Melonjaknya harga minyak goreng ini pun disinyalir adanya dugaan kartel. Yayasan Lembaga Konsumen Indonesia (YLKI) menduga ada praktik kartel di balik meroketnya minyak goreng di Indonesia.
Ketua Pengurus Harian YLKI,Tulus Abadi, menyebutkan ada beberapa indikasi perilaku kartel di balik kenaikan harga minyak goreng di negara pengekspor sawit terbesar dunia ini.
"Saya curiga ada praktek kartel atau oligopoli. Dalam UU tentang Larangan Praktek Monopoli dan Persaingan Usaha Tidak Sehat," kata Tulus saat dikonfirmasi Kompas.com, Rabu (12/1/2022).
Tulus menilai indikasi kartel paling tampak dari lonjakan harga minyak goreng, adalah kenaikan harga minyak secara serempak dalam waktu bersamaan. Di sisi lain, selama ini minyak goreng yang beredar di pasaran juga dikuasai oleh segelintir perusahaan besar.
"Kalau kartel pengusaha bersepakat, bersekongkol menentukan harga yang sama sehingga tidak ada pilihan lain bagi konsumen," terang Tulus.
Di sisi lain, Direktur Jenderal Perdagangan Dalam Negeri Kementerian Perdagangan Oke Nurwan membantah dugaan adanya kartel minyak goreng. "Tidak ada indikasi ke arah kartel," ujar Oke saat dihubungi Kompas.com, Kamis (13/1/2022).
Oke menjelaskan mahalnya harga minyak goreng dipengaruhi oleh mahalnya harga crude palm oil (CPO) dunia yang naik menjadi 1.340 dollar AS per metrik ton (MT). Oleh sebab itu lanjut dia, untuk menjaga stabilitas harga di pasar, pemerintah akan menyalurkan minyak goreng subsidi yang dibanderol Rp 14.000 per liter pada pekan kedua Januari 2022.
Sementara itu, Komisi Pengawas Persaingan Usaha (KPPU) melihat ada sinyal kartel dibalik mahalnya harga minyak goreng belakangan ini.

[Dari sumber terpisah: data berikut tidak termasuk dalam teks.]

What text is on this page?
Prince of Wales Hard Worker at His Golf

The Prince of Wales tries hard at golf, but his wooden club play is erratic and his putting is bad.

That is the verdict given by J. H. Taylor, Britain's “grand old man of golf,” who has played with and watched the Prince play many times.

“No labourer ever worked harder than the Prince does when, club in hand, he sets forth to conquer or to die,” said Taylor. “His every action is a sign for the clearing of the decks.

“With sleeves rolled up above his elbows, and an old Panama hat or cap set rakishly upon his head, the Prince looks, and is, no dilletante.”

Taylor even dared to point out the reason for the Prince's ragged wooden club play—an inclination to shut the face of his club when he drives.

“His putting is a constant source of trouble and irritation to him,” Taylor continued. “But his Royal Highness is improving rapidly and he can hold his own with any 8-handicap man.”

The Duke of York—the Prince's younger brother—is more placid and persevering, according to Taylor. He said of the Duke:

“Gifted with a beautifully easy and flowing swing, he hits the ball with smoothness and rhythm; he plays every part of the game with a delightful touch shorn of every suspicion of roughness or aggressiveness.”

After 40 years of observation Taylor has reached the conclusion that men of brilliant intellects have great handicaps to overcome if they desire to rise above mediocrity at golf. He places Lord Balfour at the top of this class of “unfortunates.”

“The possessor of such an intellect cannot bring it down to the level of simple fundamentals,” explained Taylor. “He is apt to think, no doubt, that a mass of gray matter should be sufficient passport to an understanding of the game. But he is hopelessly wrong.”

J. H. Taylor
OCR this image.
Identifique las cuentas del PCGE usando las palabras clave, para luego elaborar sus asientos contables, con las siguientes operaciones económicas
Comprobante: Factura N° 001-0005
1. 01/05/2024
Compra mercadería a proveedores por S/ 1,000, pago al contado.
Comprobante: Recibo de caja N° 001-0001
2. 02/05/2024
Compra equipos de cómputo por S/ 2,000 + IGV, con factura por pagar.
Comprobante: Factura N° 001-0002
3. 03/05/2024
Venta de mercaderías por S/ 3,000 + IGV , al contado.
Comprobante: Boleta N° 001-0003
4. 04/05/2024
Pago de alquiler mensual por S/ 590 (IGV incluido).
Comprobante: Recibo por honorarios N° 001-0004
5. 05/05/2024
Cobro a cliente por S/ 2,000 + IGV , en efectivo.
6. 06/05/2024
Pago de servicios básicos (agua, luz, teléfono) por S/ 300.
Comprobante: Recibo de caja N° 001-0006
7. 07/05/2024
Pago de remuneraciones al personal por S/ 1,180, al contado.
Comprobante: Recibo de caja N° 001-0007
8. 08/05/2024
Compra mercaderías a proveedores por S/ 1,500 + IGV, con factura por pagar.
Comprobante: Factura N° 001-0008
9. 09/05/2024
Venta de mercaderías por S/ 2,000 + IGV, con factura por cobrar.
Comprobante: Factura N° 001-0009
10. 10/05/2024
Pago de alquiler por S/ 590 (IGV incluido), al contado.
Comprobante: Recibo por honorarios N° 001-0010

Komisioner KPPU Ukay Karyadi mengatakan, kartel tersebut terlihat dari kompaknya para produsen CPO dan minyak goreng yang menaikkan harga minyak goreng.
"Ini dinaikan juga relatif kompak, baik di pasar tradisional, di ritel modern, di pabrik perusahaan menaikkan bersama-sama walaupun mereka masing-masing memiliki kebun sawit sendiri-sendiri. Perilaku ini bisa dimaknai sebagai sinyal apakah ini terjadi kartel karena harga, tapi ini secara hukum harus dibuktikan," ujar Ukay dalam konferensi pers virtual, Kamis (20/1/2022).
Menurut Ukay, dugaan kartel ini berkaitan dengan terintegrasinya produsen CPO yang juga memiliki pabrik minyak goreng. Dia menjelaskan, jika CPO-nya milik sendiri, harga minyak goreng tidak naik secara bersama-sama.
"Tadi sudah dijelaskan produsen CPO mana yang tidak memiliki pabrik minyak goreng, mereka kan awalnya produsen CPO. Masing-masing memiliki kebun kelapa sawit sendiri, supply ke pabrik minyak gorengnya," kata Ukay.
Selain itu Ukay juga mengatakan, pasar industri minyak goreng di Indonesia cenderung mengarah ke struktur yang oligopoli. KPPU mencatat dalam data consentration ratio (CR) yang dihimpun pada 2019, ada empat industri besar tampak menguasai lebih dari 40 persen pangsa pasar minyak goreng di Indonesia.